- Born: 12 December 1738 Strathaven, Scotland
- Died: 23 October 1785 (aged 46) Glasgow, Scotland

= William Cochran (artist) =

Scottish painter (1738–1785)

William Cochran (12 December 1738– 23 October 1785) was a Scottish painter.

==Life==

His father was John Cochran (30 October 1715 - 1795) from Strathaven, South Lanarkshire.

His mother was Mary McGalliard (1720 - 12 February 1794).

William Cochran was born on 12 December 1738 in Strathaven.
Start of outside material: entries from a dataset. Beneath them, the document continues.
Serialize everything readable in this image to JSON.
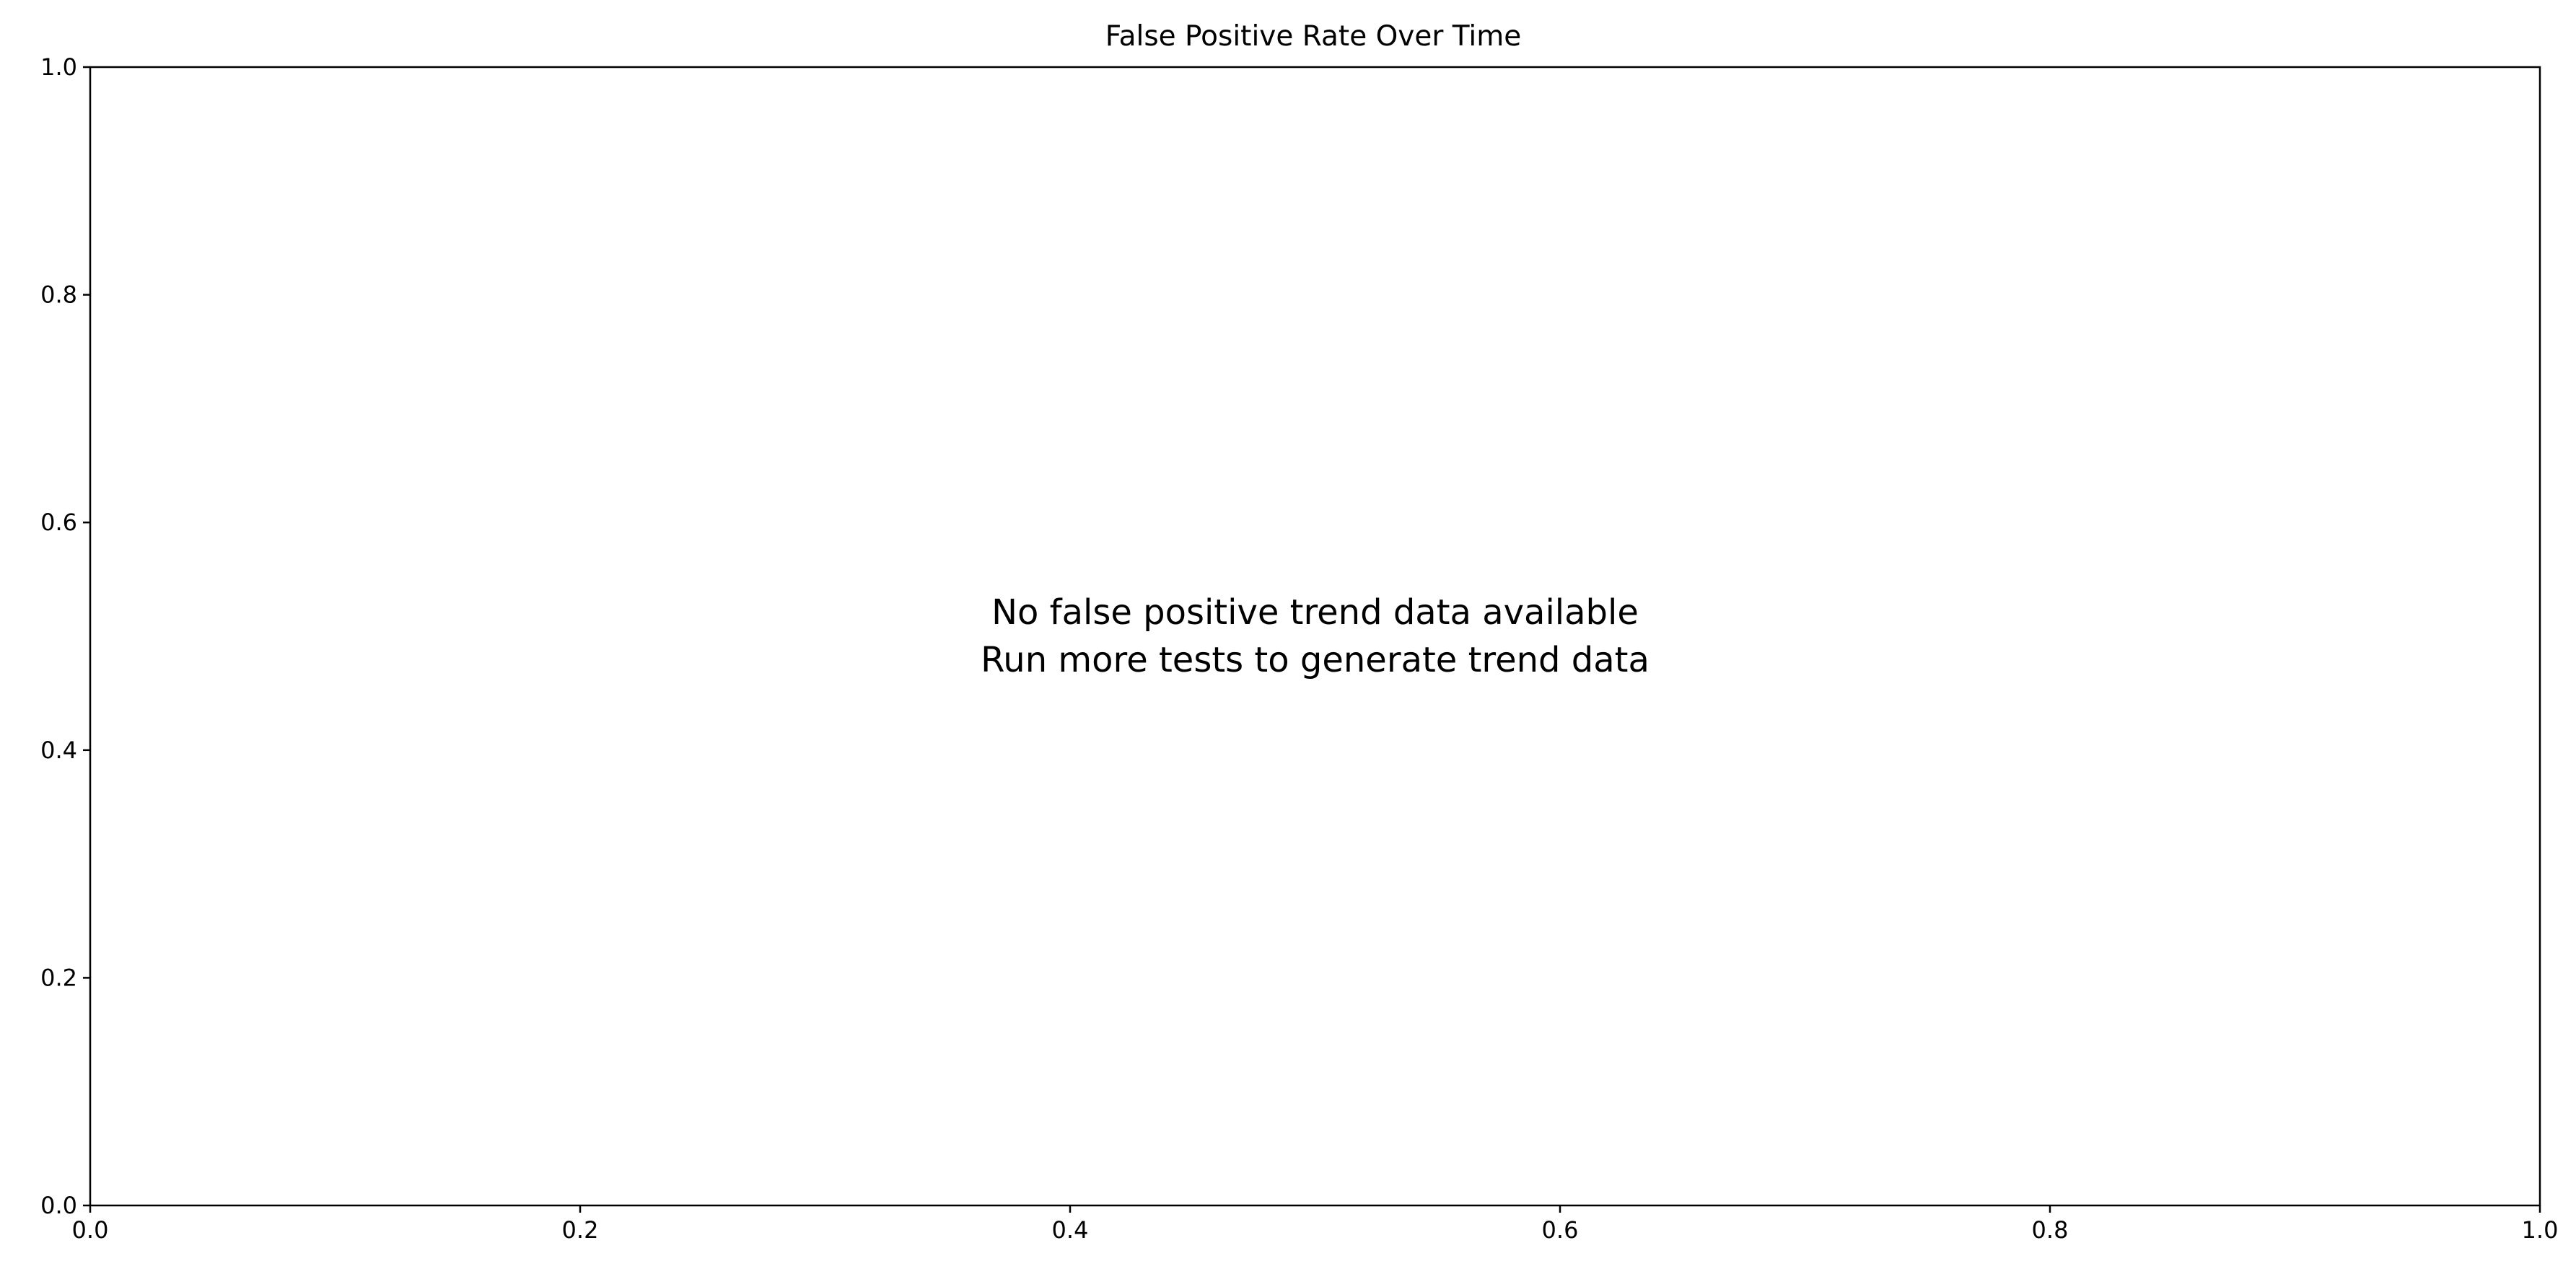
{
  "chart_data": {
    "type": "line",
    "title": "False Positive Rate Over Time",
    "xlabel": "",
    "ylabel": "",
    "xlim": [
      0.0,
      1.0
    ],
    "ylim": [
      0.0,
      1.0
    ],
    "x_ticks": [
      0.0,
      0.2,
      0.4,
      0.6,
      0.8,
      1.0
    ],
    "x_tick_labels": [
      "0.0",
      "0.2",
      "0.4",
      "0.6",
      "0.8",
      "1.0"
    ],
    "y_ticks": [
      0.0,
      0.2,
      0.4,
      0.6,
      0.8,
      1.0
    ],
    "y_tick_labels": [
      "0.0",
      "0.2",
      "0.4",
      "0.6",
      "0.8",
      "1.0"
    ],
    "grid": false,
    "series": [],
    "annotation": {
      "lines": [
        "No false positive trend data available",
        "Run more tests to generate trend data"
      ],
      "x": 0.5,
      "y": 0.5
    }
  }
}
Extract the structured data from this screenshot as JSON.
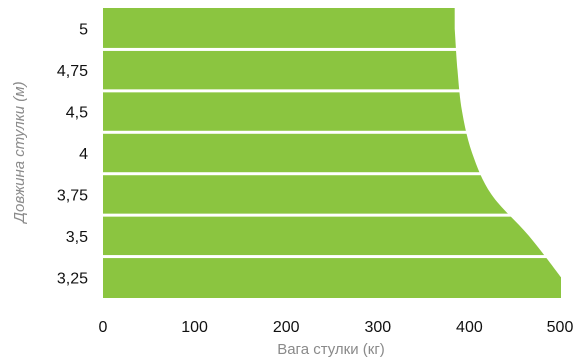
{
  "chart_data": {
    "type": "bar",
    "orientation": "horizontal",
    "categories": [
      "5",
      "4,75",
      "4,5",
      "4",
      "3,75",
      "3,5",
      "3,25"
    ],
    "values": [
      384,
      387,
      392,
      403,
      424,
      465,
      500
    ],
    "xlabel": "Вага стулки (кг)",
    "ylabel": "Довжина стулки (м)",
    "xlim": [
      0,
      500
    ],
    "xticks": [
      "0",
      "100",
      "200",
      "300",
      "400",
      "500"
    ],
    "grid": false,
    "legend": "none",
    "colors": {
      "bar": "#8bc540",
      "separator": "#ffffff"
    }
  }
}
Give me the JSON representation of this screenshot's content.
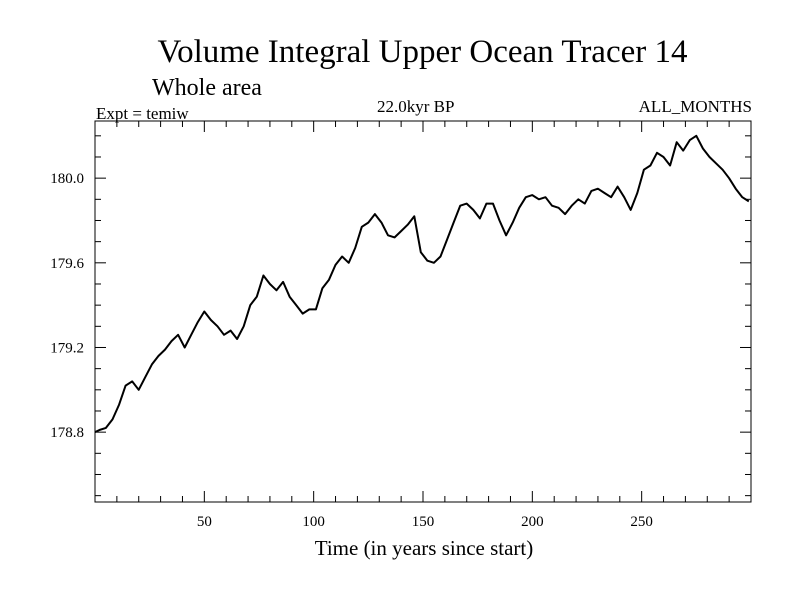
{
  "chart_data": {
    "type": "line",
    "title": "Volume Integral Upper Ocean Tracer 14",
    "subtitle": "Whole area",
    "expt_label": "Expt = temiw",
    "period_label": "22.0kyr BP",
    "months_label": "ALL_MONTHS",
    "xlabel": "Time (in years since start)",
    "ylabel": "",
    "xlim": [
      0,
      300
    ],
    "ylim": [
      178.47,
      180.27
    ],
    "x_major_ticks": [
      50,
      100,
      150,
      200,
      250
    ],
    "x_tick_labels": [
      "50",
      "100",
      "150",
      "200",
      "250"
    ],
    "x_minor_step": 10,
    "y_major_ticks": [
      178.8,
      179.2,
      179.6,
      180.0
    ],
    "y_tick_labels": [
      "178.8",
      "179.2",
      "179.6",
      "180.0"
    ],
    "y_minor_step": 0.1,
    "grid": false,
    "series": [
      {
        "name": "Tracer 14",
        "x": [
          0,
          2,
          5,
          8,
          11,
          14,
          17,
          20,
          23,
          26,
          29,
          32,
          35,
          38,
          41,
          44,
          47,
          50,
          53,
          56,
          59,
          62,
          65,
          68,
          71,
          74,
          77,
          80,
          83,
          86,
          89,
          92,
          95,
          98,
          101,
          104,
          107,
          110,
          113,
          116,
          119,
          122,
          125,
          128,
          131,
          134,
          137,
          140,
          143,
          146,
          149,
          152,
          155,
          158,
          161,
          164,
          167,
          170,
          173,
          176,
          179,
          182,
          185,
          188,
          191,
          194,
          197,
          200,
          203,
          206,
          209,
          212,
          215,
          218,
          221,
          224,
          227,
          230,
          233,
          236,
          239,
          242,
          245,
          248,
          251,
          254,
          257,
          260,
          263,
          266,
          269,
          272,
          275,
          278,
          281,
          284,
          287,
          290,
          293,
          296,
          299
        ],
        "values": [
          178.8,
          178.81,
          178.82,
          178.86,
          178.93,
          179.02,
          179.04,
          179.0,
          179.06,
          179.12,
          179.16,
          179.19,
          179.23,
          179.26,
          179.2,
          179.26,
          179.32,
          179.37,
          179.33,
          179.3,
          179.26,
          179.28,
          179.24,
          179.3,
          179.4,
          179.44,
          179.54,
          179.5,
          179.47,
          179.51,
          179.44,
          179.4,
          179.36,
          179.38,
          179.38,
          179.48,
          179.52,
          179.59,
          179.63,
          179.6,
          179.67,
          179.77,
          179.79,
          179.83,
          179.79,
          179.73,
          179.72,
          179.75,
          179.78,
          179.82,
          179.65,
          179.61,
          179.6,
          179.63,
          179.71,
          179.79,
          179.87,
          179.88,
          179.85,
          179.81,
          179.88,
          179.88,
          179.8,
          179.73,
          179.79,
          179.86,
          179.91,
          179.92,
          179.9,
          179.91,
          179.87,
          179.86,
          179.83,
          179.87,
          179.9,
          179.88,
          179.94,
          179.95,
          179.93,
          179.91,
          179.96,
          179.91,
          179.85,
          179.93,
          180.04,
          180.06,
          180.12,
          180.1,
          180.06,
          180.17,
          180.13,
          180.18,
          180.2,
          180.14,
          180.1,
          180.07,
          180.04,
          180.0,
          179.95,
          179.91,
          179.89
        ]
      }
    ]
  }
}
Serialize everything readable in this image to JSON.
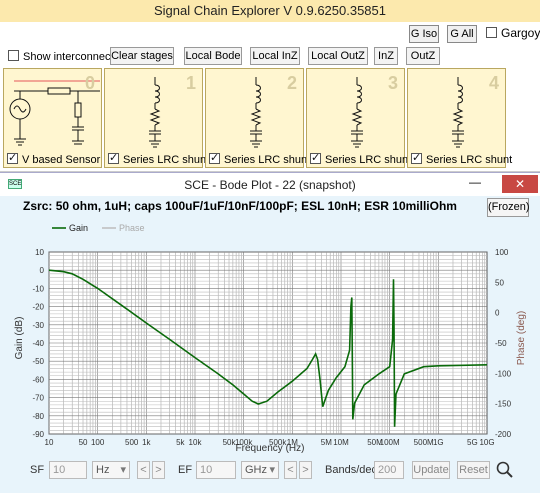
{
  "main": {
    "title": "Signal Chain Explorer V 0.9.6250.35851",
    "g_iso": "G Iso",
    "g_all": "G All",
    "gargoyle": "Gargoy",
    "toolbar": {
      "show_interconnects": "Show interconnects",
      "clear_stages": "Clear stages",
      "local_bode": "Local Bode",
      "local_inz": "Local InZ",
      "local_outz": "Local OutZ",
      "inz": "InZ",
      "outz": "OutZ"
    },
    "stages": [
      {
        "number": "0",
        "label": "V based Sensor",
        "checked": true
      },
      {
        "number": "1",
        "label": "Series LRC shunt",
        "checked": true
      },
      {
        "number": "2",
        "label": "Series LRC shunt",
        "checked": true
      },
      {
        "number": "3",
        "label": "Series LRC shunt",
        "checked": true
      },
      {
        "number": "4",
        "label": "Series LRC shunt",
        "checked": true
      }
    ]
  },
  "bode": {
    "title": "SCE - Bode Plot - 22  (snapshot)",
    "subtitle": "Zsrc: 50 ohm, 1uH; caps 100uF/1uF/10nF/100pF; ESL 10nH; ESR 10milliOhm",
    "frozen": "(Frozen)",
    "minimize": "—",
    "close": "✕",
    "bottom": {
      "sf_label": "SF",
      "sf_value": "10",
      "sf_unit": "Hz",
      "ef_label": "EF",
      "ef_value": "10",
      "ef_unit": "GHz",
      "prev": "<",
      "next": ">",
      "bands_label": "Bands/dec",
      "bands_value": "200",
      "update": "Update",
      "reset": "Reset"
    }
  },
  "chart_data": {
    "type": "line",
    "xscale": "log",
    "xlabel": "Frequency (Hz)",
    "ylabel": "Gain (dB)",
    "y2label": "Phase (deg)",
    "xlim": [
      10,
      10000000000
    ],
    "ylim": [
      -90,
      10
    ],
    "y2lim": [
      -200,
      100
    ],
    "grid": true,
    "legend": "top-left",
    "x_ticks": [
      "10",
      "50",
      "100",
      "500",
      "1k",
      "5k",
      "10k",
      "50k",
      "100k",
      "500k",
      "1M",
      "5M",
      "10M",
      "50M",
      "100M",
      "500M",
      "1G",
      "5G",
      "10G"
    ],
    "x_tick_values": [
      10,
      50,
      100,
      500,
      1000,
      5000,
      10000,
      50000,
      100000,
      500000,
      1000000,
      5000000,
      10000000,
      50000000,
      100000000,
      500000000,
      1000000000,
      5000000000,
      10000000000
    ],
    "y_ticks": [
      "10",
      "0",
      "-10",
      "-20",
      "-30",
      "-40",
      "-50",
      "-60",
      "-70",
      "-80",
      "-90"
    ],
    "y2_ticks": [
      "100",
      "50",
      "0",
      "-50",
      "-100",
      "-150",
      "-200"
    ],
    "series": [
      {
        "name": "Gain",
        "color": "#0a6a0a",
        "points": [
          [
            10,
            0
          ],
          [
            20,
            -0.8
          ],
          [
            30,
            -2
          ],
          [
            50,
            -5
          ],
          [
            100,
            -10
          ],
          [
            300,
            -19
          ],
          [
            1000,
            -29
          ],
          [
            3000,
            -38
          ],
          [
            10000,
            -48
          ],
          [
            30000,
            -57
          ],
          [
            60000,
            -63
          ],
          [
            100000,
            -68
          ],
          [
            150000,
            -72
          ],
          [
            200000,
            -73.5
          ],
          [
            300000,
            -72
          ],
          [
            500000,
            -67
          ],
          [
            1000000,
            -61
          ],
          [
            2000000,
            -54
          ],
          [
            2600000,
            -49
          ],
          [
            3000000,
            -46
          ],
          [
            3300000,
            -49
          ],
          [
            3700000,
            -60
          ],
          [
            4200000,
            -75
          ],
          [
            5500000,
            -66
          ],
          [
            8000000,
            -59
          ],
          [
            12000000,
            -53
          ],
          [
            15000000,
            -44
          ],
          [
            16000000,
            -20
          ],
          [
            16700000,
            -15
          ],
          [
            17000000,
            -40
          ],
          [
            17500000,
            -82
          ],
          [
            19000000,
            -73
          ],
          [
            30000000,
            -63
          ],
          [
            60000000,
            -57
          ],
          [
            100000000,
            -53
          ],
          [
            115000000,
            -38
          ],
          [
            120000000,
            -5
          ],
          [
            123000000,
            -30
          ],
          [
            126000000,
            -86
          ],
          [
            135000000,
            -68
          ],
          [
            200000000,
            -57
          ],
          [
            500000000,
            -53
          ],
          [
            1000000000,
            -52.5
          ],
          [
            10000000000,
            -52
          ]
        ]
      },
      {
        "name": "Phase",
        "color": "#c0c0c0",
        "points": []
      }
    ]
  }
}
He married Margaret Wilson (born 9 April 1738) on 1 December 1758 in Strathaven.

==Art==

Cochran received his first instruction at the Academy of Painting at Glasgow, founded by the two celebrated printers, Robert and Andrew Foulis. About 1761 he went to Italy and studied under Gavin Hamilton, and on his return to Glasgow about 1766 he practised portrait painting both in oil and miniature. Some pieces from fable, executed by him when at Rome, are to be found in
Glasgow. He was a modest artist, and never exhibited his works, nor put his name to them.

==Death==

He died at Glasgow 23 October 1785. and was buried in the cathedral, where a monument was erected to his memory.